There’s ways around this. You can publish multiple papers on the same system over time — report your findings on impacts in a young forest, and then a middle aged forest, and so on. You can investigate every aspect of your system under the same treatment — this is a specialty of the Long Term Ecological Research Network, who will generally run a single experiment on a site for years (“How do these fields respond under increased temperatures and CO2, like we’d expect from climate change?”) and then do deep dives into every aspect of their broader question (“What species live in these fields? How fast do they grow? What species are more likely to survive?”). But any solution that still involves studying a system for a long period of time will require a lot of money to see to completion.
More commonly, ecologists just study questions that won’t require these multi-year efforts and million-dollar grants.

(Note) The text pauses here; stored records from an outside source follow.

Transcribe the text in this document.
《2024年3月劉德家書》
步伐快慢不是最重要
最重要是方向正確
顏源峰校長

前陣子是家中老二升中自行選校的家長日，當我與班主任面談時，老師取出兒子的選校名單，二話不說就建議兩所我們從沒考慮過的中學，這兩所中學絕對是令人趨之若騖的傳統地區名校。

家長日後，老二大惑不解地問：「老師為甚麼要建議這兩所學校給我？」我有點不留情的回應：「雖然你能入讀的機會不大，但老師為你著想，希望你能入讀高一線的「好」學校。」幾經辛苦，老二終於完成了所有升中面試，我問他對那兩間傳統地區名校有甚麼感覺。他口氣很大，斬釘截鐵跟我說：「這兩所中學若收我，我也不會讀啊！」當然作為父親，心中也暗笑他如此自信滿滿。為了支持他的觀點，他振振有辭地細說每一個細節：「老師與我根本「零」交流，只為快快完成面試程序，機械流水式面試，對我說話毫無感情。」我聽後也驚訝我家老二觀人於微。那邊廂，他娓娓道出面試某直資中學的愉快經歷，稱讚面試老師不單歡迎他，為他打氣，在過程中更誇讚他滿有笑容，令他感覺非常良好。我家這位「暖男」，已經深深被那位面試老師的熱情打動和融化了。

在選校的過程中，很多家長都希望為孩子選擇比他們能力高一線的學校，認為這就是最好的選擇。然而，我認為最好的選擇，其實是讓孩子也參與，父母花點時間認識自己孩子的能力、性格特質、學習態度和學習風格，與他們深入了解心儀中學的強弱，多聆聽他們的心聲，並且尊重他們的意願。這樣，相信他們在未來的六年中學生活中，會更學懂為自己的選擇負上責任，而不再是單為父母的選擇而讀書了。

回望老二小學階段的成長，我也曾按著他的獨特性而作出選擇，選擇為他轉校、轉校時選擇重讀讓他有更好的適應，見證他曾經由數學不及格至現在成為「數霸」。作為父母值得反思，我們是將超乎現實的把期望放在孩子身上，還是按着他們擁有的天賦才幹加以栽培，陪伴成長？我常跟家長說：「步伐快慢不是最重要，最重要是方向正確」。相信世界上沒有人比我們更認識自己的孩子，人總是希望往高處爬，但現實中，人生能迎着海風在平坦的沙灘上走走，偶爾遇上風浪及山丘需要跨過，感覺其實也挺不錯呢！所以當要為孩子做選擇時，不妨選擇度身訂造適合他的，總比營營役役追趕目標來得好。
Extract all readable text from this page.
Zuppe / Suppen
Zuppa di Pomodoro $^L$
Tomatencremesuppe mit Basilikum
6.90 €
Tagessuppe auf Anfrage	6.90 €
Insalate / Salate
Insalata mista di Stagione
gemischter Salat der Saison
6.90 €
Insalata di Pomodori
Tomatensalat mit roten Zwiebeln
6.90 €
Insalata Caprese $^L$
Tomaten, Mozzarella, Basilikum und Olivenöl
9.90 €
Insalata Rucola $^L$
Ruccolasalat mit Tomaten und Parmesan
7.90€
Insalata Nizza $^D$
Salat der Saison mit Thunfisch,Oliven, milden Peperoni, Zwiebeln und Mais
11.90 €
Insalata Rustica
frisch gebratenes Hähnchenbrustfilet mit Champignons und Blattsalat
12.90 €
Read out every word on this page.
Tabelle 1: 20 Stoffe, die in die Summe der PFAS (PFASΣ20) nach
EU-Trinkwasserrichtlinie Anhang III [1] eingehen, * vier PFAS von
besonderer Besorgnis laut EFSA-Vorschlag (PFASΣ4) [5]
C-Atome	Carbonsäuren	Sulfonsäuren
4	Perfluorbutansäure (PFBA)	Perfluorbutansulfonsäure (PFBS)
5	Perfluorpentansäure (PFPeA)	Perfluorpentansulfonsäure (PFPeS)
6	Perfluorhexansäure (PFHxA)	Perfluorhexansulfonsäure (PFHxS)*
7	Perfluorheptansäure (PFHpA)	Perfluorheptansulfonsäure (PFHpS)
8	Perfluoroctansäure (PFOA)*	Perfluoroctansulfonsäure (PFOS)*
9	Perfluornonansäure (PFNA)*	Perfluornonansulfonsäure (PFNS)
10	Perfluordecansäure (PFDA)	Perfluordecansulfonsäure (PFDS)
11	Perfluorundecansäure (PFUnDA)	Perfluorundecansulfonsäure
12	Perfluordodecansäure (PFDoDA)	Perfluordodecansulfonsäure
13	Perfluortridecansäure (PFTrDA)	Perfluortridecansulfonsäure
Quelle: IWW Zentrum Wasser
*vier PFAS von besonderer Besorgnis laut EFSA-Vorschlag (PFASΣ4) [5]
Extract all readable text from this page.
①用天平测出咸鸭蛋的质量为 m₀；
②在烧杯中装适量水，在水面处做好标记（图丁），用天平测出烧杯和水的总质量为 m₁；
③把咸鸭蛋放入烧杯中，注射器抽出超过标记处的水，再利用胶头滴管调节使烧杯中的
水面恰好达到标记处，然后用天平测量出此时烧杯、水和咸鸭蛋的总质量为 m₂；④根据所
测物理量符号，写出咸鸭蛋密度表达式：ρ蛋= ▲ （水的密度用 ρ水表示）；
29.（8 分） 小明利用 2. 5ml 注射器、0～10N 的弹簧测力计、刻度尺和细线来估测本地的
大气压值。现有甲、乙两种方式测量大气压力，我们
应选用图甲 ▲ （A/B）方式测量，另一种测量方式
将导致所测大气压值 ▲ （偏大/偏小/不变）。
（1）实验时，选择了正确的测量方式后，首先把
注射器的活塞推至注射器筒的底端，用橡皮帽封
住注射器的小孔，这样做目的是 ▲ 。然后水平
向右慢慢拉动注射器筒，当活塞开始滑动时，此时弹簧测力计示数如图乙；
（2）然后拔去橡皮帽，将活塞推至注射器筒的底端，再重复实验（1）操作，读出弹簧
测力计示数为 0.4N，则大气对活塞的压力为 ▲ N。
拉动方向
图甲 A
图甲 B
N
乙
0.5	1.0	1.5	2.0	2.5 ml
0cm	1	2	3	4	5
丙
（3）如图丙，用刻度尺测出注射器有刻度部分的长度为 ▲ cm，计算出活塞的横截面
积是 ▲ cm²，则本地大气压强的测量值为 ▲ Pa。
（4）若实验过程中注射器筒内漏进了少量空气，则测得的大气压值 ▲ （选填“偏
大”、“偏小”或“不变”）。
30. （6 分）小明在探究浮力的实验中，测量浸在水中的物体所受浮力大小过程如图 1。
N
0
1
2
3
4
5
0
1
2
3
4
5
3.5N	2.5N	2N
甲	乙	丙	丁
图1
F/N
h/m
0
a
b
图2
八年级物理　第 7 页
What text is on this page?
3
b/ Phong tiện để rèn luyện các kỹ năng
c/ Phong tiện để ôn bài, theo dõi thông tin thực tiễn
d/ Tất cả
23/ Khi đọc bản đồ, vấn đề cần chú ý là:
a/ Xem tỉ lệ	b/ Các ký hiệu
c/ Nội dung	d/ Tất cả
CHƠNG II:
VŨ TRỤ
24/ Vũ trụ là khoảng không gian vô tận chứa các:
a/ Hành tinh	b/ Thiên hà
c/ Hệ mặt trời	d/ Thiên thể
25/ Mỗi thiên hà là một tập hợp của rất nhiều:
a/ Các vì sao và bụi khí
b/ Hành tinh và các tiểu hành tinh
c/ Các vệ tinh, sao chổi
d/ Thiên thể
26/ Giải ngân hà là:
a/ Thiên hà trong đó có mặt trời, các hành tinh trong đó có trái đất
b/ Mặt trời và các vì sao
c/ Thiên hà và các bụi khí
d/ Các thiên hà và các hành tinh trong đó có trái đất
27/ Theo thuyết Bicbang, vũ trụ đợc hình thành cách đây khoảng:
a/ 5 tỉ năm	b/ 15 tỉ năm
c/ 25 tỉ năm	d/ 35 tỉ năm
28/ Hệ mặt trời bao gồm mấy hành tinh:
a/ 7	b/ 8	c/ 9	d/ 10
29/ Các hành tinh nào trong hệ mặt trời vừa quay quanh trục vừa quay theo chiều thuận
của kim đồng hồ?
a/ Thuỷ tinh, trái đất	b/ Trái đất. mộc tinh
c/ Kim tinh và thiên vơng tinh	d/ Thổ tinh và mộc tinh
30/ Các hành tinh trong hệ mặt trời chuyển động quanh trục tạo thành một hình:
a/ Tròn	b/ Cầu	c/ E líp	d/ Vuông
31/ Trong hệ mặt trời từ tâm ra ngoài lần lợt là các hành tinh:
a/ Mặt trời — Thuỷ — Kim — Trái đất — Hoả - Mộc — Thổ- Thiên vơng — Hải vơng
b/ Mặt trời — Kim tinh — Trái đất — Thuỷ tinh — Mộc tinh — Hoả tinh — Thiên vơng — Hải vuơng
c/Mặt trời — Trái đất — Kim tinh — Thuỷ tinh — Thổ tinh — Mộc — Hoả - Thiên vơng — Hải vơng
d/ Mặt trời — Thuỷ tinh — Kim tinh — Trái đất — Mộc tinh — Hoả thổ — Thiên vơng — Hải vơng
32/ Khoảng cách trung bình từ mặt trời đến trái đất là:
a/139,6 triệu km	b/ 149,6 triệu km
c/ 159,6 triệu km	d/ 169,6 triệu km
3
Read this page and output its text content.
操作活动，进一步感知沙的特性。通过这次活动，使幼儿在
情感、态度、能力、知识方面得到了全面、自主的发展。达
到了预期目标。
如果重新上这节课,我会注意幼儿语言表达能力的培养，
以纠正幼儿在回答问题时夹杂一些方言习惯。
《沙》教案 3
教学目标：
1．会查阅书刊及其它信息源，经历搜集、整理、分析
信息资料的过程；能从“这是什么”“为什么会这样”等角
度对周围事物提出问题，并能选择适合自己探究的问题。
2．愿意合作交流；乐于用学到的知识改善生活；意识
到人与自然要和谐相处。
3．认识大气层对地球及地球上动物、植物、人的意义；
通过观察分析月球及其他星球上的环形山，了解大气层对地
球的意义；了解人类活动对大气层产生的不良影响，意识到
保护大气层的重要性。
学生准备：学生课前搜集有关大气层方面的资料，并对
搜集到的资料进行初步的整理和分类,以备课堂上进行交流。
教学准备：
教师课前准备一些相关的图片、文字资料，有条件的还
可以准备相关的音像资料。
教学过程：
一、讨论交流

If you study shorter-lived species or smaller systems, focus on flies or bacteria or plants you can fit in a lab garden, you can still generate knowledge without needing to dedicate nearly the same amount of time or money to the problem. You’re more free to alter your study to match what funders want to see than someone who’s locked into a project for ten or more years. Even our study — which was originally focusing on beavers as a way to create habitat diversity — got shifted to be something that our funders would be interested in.
But there’s a problem with designing small, discrete experiments that can pivot to be what funders want them to be. We all live in a beautiful, complex, wonderfully unfathomable natural world made up of overlapping systems which amplify and intensify each other, creating a whole that is much larger than the sum of its parts. And intensely studying the atoms of this larger universe doesn’t shed much light on the larger forces we individually interact with every day.
There’s a place for this sort of basic research; a lot of lab work can feed back into applied research and help us make better predictions about how systems will react to our management. But the combined pressures of limited funding and limited time means that some immediately important questions — such as how ecosystems will respond to coming global change, or how we can shore up our agriculture systems to prepare for imminent water shortages — have been broadly understudied. We aren’t quite flying blind into a terrifying future, but we certainly could have had better glasses on by now.
The easy fix to this problem would be increasing funding for these issues, so ecologists are able to establish more of these long term research projects and get a better understanding of how we might preserve some of the diversity of life we depend upon through the next century. At least in the USA, we’re yet to see it. NSF funding hasn’t increased since 2004.

And so for now, we continue onward, leaving these larger scale questions to a generation we hope will have more foresight than our own.
One last thing. Beth Newkirk, my assistant for the field season, passed in 2019. I just want to repeat how grateful I am to have known her and to have had her help on this project. Beth was a bundle of energy, absolutely hilarious, and fantastic to work with. She’d ID every bird she heard calling as we were tromping through swamps. Thank you, Beth. We miss you.